Investors will also have to maneuver around elections in countries that make up more than 50 percent of a Bloomberg Barclays developing-nation local bond index. While votes in countries like Russia are predictable, tight contests are on the cards for fellow market heavyweights like Brazil and Mexico.

Euro Rally Lives

As the euro heads toward its best annual run against the dollar in 14 years, options markets that price probabilities on the world’s most traded currency pair point to the rally continuing in 2018. There’s a two-thirds probability that it appreciates as high as $1.229 by year end, while the odds that it rises to $1.256 are even.

‘Normal’ Swaps

One of the stranger distortions created by post-crisis regulation may be poised to end. Swap rates, what companies pay to exchange their fixed interest payments for floating ones, are on track to rise back above Treasury yields across all maturities for the first time since 2014.

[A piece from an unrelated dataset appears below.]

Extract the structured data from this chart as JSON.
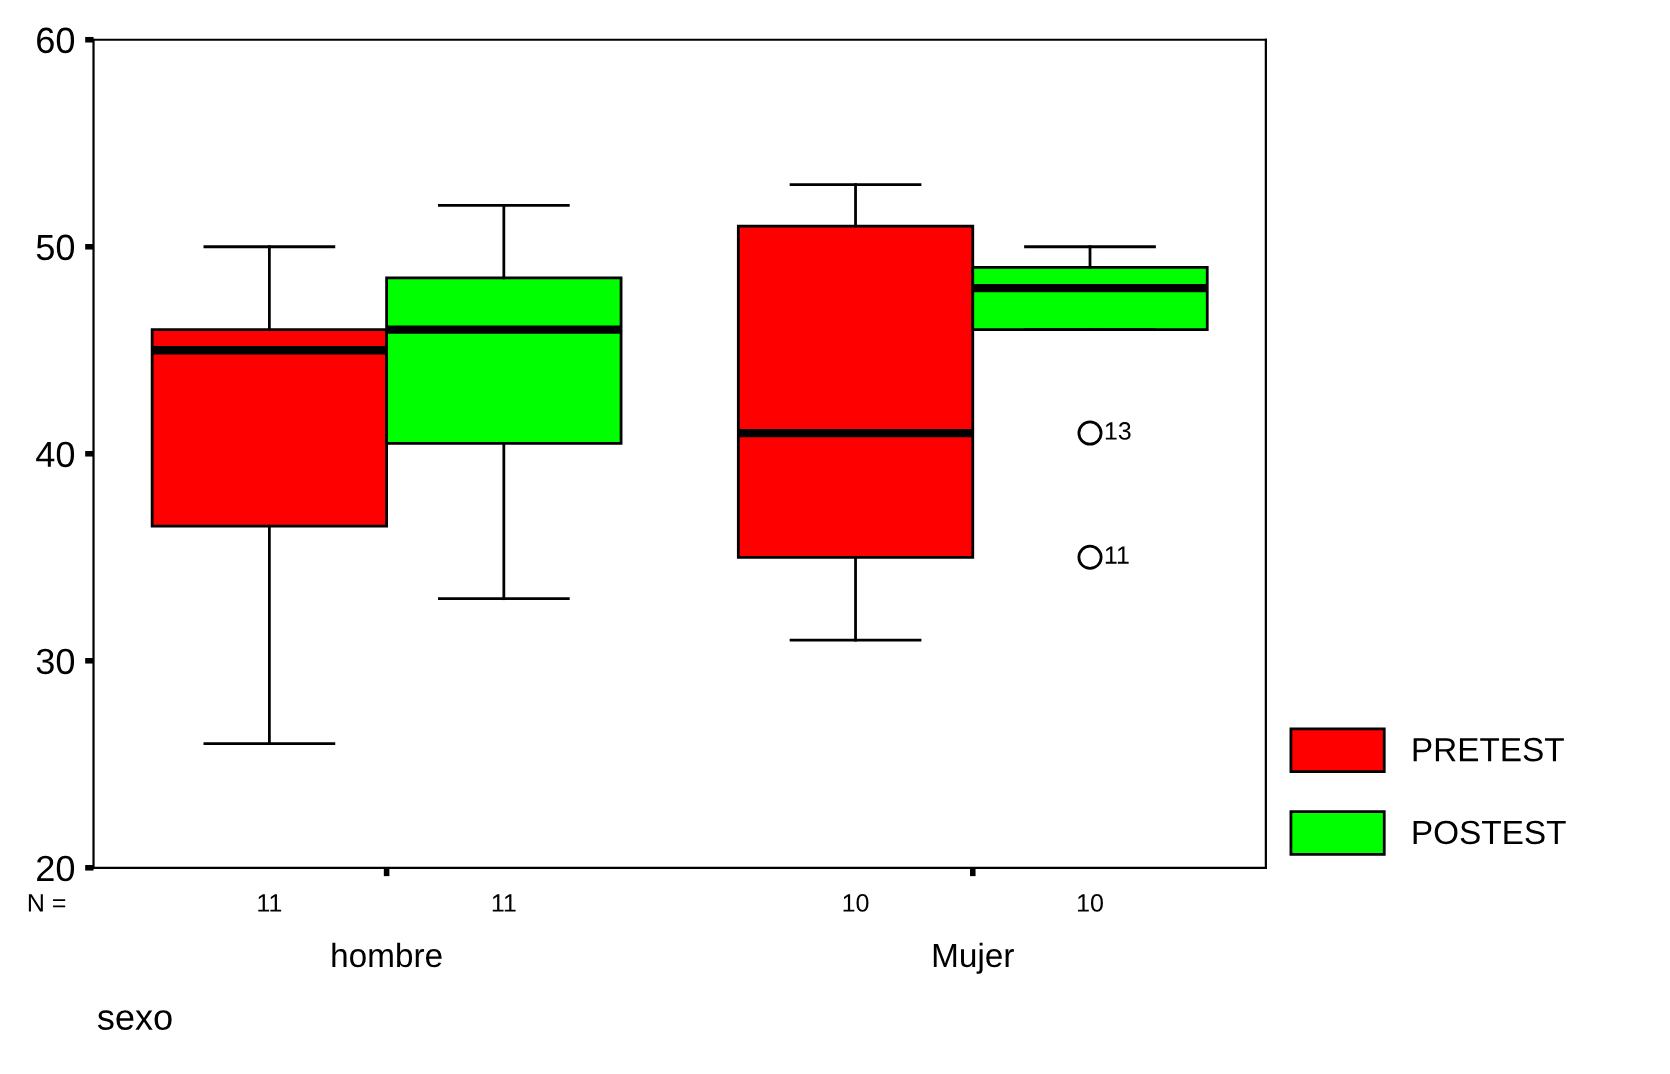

Strategists predict Republicans’ plans to roll back post-crisis regulatory burdens will make holding Treasuries more attractive, thus pushing yields below swap rates again. The shift matters because swap rates serve as a benchmark for a variety of debt instruments purchased with borrowed funds, including mortgage-backed and auto-loan securities.

Volatility Return

In 2017, investors were caught off guard by the near-complete absence of volatility. In 2018 they could get a wakeup call from price fluctuations roaring back to life.

Over $2 trillion in strategies are effectively reliant on market stability to generate returns, according to October estimates from Artemis Capital’s Christopher Cole. That raises the risk of outsize losses across stock and bond markets around the world if volatility finally returns.

Fed Fresh Faces

Jerome Powell won’t be the only new kid in class at the U.S. central bank next year. The “Big Three” (chair, vice chair and New York Fed president) will be completely different after Janet Yellen’s stint in charge ends in February and the head of the New York Fed retires in the middle of the year.

They’ll have to weigh a tight labor market and sound economic data against muted consumer prices. How will they react if inflation roars back to life? And what if it remains stubbornly weak?

Yield Curve

The narrowing spread between short- and long-dated Treasuries continues to grab Wall Street’s attention. A completely flat — or inverted — curve has the potential to roil bond trades, challenge the Fed’s tightening path, and raises the risk of a downturn in the business cycle.

Six of 11 analysts surveyed by Bloomberg in early December said the Treasury yield curve will invert at least briefly within the next 24 months, with four projecting it in 2018.

Don’t Forget China

Two of the more remarkable moves in 2017 were soaring U.S. stocks and tumbling Chinese government bonds, according to a global analysis of historical price patterns that veer from the norm, known as standard deviations. While the S&P 500’s valuation is endlessly analyzed, the outlook for the world’s largest emerging debt market is far less understood.

Chinese bonds will come under pressure again in the first half of 2018 as the central bank tightens monetary policy and the government toughens financial regulations, according to Becky Liu, head of China macro strategy at Standard Chartered Plc. The rise in yields will attract domestic and foreign investors in the second half, she said.

Crypto Craze

How long can bitcoin’s parabolic increase last? It depends who you ask. Hedge fund manager Michael Novogratz thinks it will go all the way to $40,000 by the end of the first quarter. Bulls say the recent creation of futures will broaden crypto ownership because derivatives are the first step toward ETFs and other more liquid instruments.

The skeptics, however, points to a possible pin-prick by regulators. Cryptocurrencies “could be stopped in their tracks” if authorities began applying anti-money laundering laws, said Marc Ostwald, global strategist at ADM Investor Services International in London.